India lies in the Part 2 of the UK's Extradition Act 2003 with whom the UK has international extradition arrangements.
Here are the steps involve in the extradition:
- extradition request is made to the Secretary of State
- Secretary of State decides whether to certify the request
- judge decides whether to issue a warrant for arrest
- the person wanted is arrested and brought before the court
- preliminary hearing
- extradition hearing
- Secretary of State decides whether to order extradition
In Mallya's case, till now an arrest warrant has been issued. This is issued only if the court is satisfied that enough information has been supplied.
"The court must be satisfied that there are reasonable grounds for believing that the conduct described in the request is an extradition offence (which includes the requirement for dual criminality)," the law says.
Generally the information accompanying a request needs to include:
- details of the person
- details of the offence of which they are accused or convicted
- if the person is accused of an offence: a warrant for their arrest or provisional arrest (or an authenticated copy)

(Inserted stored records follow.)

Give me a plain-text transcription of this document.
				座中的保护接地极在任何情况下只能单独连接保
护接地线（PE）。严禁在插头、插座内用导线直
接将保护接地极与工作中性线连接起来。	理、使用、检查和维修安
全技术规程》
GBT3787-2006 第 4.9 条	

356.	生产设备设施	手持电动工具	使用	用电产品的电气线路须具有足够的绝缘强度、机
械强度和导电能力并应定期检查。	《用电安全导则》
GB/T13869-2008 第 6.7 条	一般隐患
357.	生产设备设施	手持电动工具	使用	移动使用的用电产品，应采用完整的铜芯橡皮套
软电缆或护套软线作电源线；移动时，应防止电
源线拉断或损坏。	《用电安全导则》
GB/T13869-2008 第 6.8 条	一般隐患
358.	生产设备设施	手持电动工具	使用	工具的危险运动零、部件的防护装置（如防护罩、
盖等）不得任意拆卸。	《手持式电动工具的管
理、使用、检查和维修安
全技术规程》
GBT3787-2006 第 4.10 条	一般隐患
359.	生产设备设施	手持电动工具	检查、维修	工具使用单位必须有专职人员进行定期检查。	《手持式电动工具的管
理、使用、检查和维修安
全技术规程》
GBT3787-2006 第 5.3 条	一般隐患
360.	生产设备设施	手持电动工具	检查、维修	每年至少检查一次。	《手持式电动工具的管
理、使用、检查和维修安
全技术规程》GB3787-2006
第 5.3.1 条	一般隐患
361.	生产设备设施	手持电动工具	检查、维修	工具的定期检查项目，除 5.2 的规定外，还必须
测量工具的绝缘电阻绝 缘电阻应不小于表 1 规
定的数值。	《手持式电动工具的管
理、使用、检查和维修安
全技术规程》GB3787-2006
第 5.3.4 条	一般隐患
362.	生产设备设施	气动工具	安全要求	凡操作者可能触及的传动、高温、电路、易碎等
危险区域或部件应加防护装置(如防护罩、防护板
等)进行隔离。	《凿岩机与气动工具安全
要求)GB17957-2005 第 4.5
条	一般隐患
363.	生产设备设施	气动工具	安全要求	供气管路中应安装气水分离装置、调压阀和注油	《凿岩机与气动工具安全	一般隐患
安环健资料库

- if someone is unlawfully at large after conviction of an offence: a certificate of the conviction and sentence (or an authenticated copy), or for provisional arrest, details of the conviction
- evidence or information that justifies the issue of a warrant for arrest in the UK, within the jurisdiction of a judge of the court that would hold the extradition hearing
Thus, India has to wait a little longer to bring back Mallya.